Le mieux serait encore de s’assurer qu’on n’arrive pas à ce vote fatidique, mais il semble que le gouvernement actuel travaille activement à mettre l’extrême droite au pouvoir. (Je parle, évidemment, du gouvernement français, car le gouvernement anglais est déjà d’extrême droite depuis quelques années.)


Dimanche 23 avril

C’est en plein milieu d’une longue tirade passionnée sur l’état de la nation française (ou anglaise) que je prends conscience qu’il y a des gens pour qui les discussions politiques sont ennuyeuses. 

*

Depuis des années, D. m’écoute poliment, mais son détachement me montre à quel point certaines personnes préfèrent penser à autre chose qu’aux rouages de nos sociétés.

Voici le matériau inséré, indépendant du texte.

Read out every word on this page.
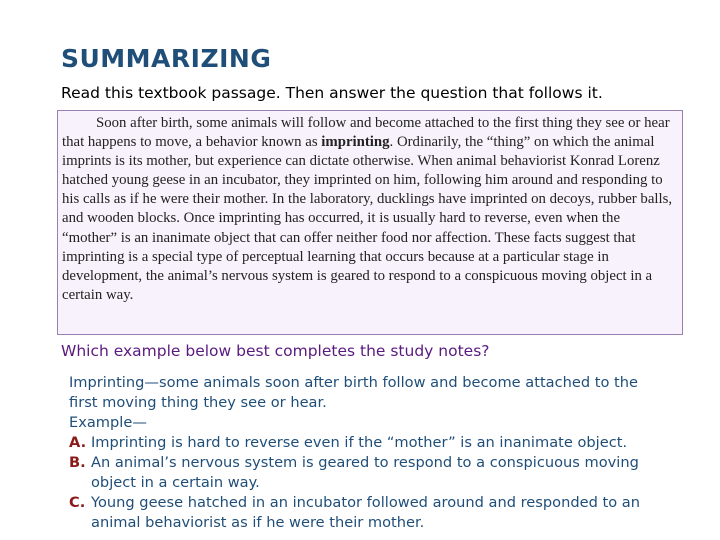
SUMMARIZING
Read this textbook passage. Then answer the question that follows it.

Soon after birth, some animals will follow and become attached to the first thing they see or hear that happens to move, a behavior known as imprinting. Ordinarily, the “thing” on which the animal imprints is its mother, but experience can dictate otherwise. When animal behaviorist Konrad Lorenz hatched young geese in an incubator, they imprinted on him, following him around and responding to his calls as if he were their mother. In the laboratory, ducklings have imprinted on decoys, rubber balls, and wooden blocks. Once imprinting has occurred, it is usually hard to reverse, even when the “mother” is an inanimate object that can offer neither food nor affection. These facts suggest that imprinting is a special type of perceptual learning that occurs because at a particular stage in development, the animal’s nervous system is geared to respond to a conspicuous moving object in a certain way.

Which example below best completes the study notes?
Imprinting—some animals soon after birth follow and become attached to the first moving thing they see or hear.
Example—
A. Imprinting is hard to reverse even if the “mother” is an inanimate object.
B. An animal’s nervous system is geared to respond to a conspicuous moving object in a certain way.
C. Young geese hatched in an incubator followed around and responded to an animal behaviorist as if he were their mother.
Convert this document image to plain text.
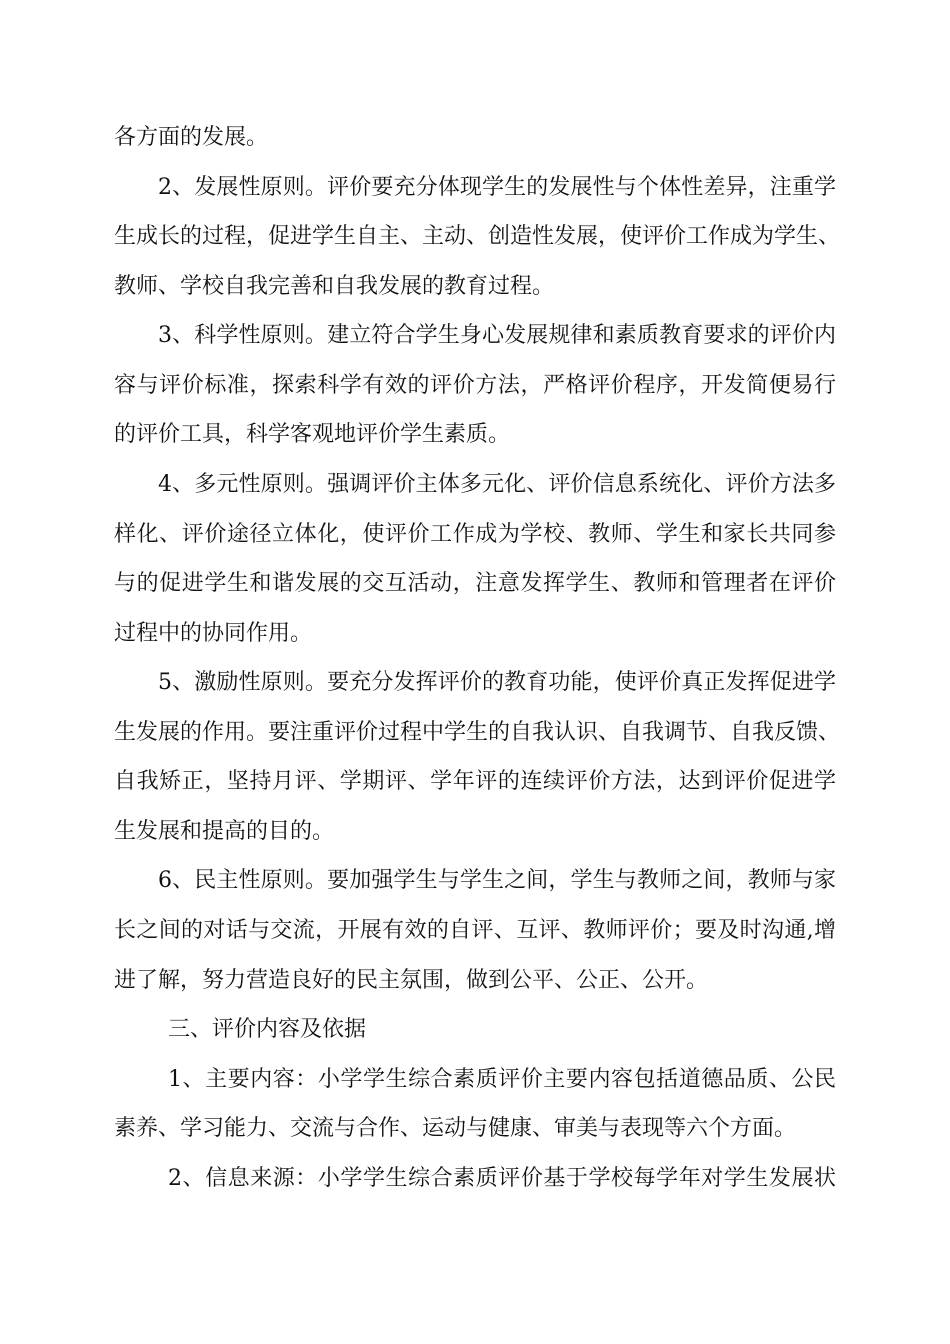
各方面的发展。
2、发展性原则。评价要充分体现学生的发展性与个体性差异，注重学
生成长的过程，促进学生自主、主动、创造性发展，使评价工作成为学生、
教师、学校自我完善和自我发展的教育过程。
3、科学性原则。建立符合学生身心发展规律和素质教育要求的评价内
容与评价标准，探索科学有效的评价方法，严格评价程序，开发简便易行
的评价工具，科学客观地评价学生素质。
4、多元性原则。强调评价主体多元化、评价信息系统化、评价方法多
样化、评价途径立体化，使评价工作成为学校、教师、学生和家长共同参
与的促进学生和谐发展的交互活动，注意发挥学生、教师和管理者在评价
过程中的协同作用。
5、激励性原则。要充分发挥评价的教育功能，使评价真正发挥促进学
生发展的作用。要注重评价过程中学生的自我认识、自我调节、自我反馈、
自我矫正，坚持月评、学期评、学年评的连续评价方法，达到评价促进学
生发展和提高的目的。
6、民主性原则。要加强学生与学生之间，学生与教师之间，教师与家
长之间的对话与交流，开展有效的自评、互评、教师评价；要及时沟通,增
进了解，努力营造良好的民主氛围，做到公平、公正、公开。
三、评价内容及依据
1、主要内容：小学学生综合素质评价主要内容包括道德品质、公民
素养、学习能力、交流与合作、运动与健康、审美与表现等六个方面。
2、信息来源：小学学生综合素质评价基于学校每学年对学生发展状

Elles aiment se focaliser sur leur entourage immédiat (leurs ami.es, leurs familles, leur nombril). Elles n’ont pas l’ambition de changer le monde, même si celui-ci les violente et les rend malheureuses. 

En refusant d’imaginer un monde meilleur, en refusant de tout faire pour l’obtenir, elles donnent carte blanche à nos politicien·nes et à nos oligarques : iels sont libres de faire ce qu’iels veulent en toute impunité, et iels façonnent le monde à leur image plutôt qu’à la nôtre.

*

Rien n’est gravé dans le marbre : tout est en constante évolution. Croire qu’on ne peut rien faire à notre petit niveau, ce n’est pas faire preuve de réalisme, mais de défaitisme. C’est abdiquer le peu de pouvoir que l’on détient ; c’est renforcer, au mieux, le statu quo, au pire, des tendances délétères à un moment de notre Histoire où l’action devient une question de survie.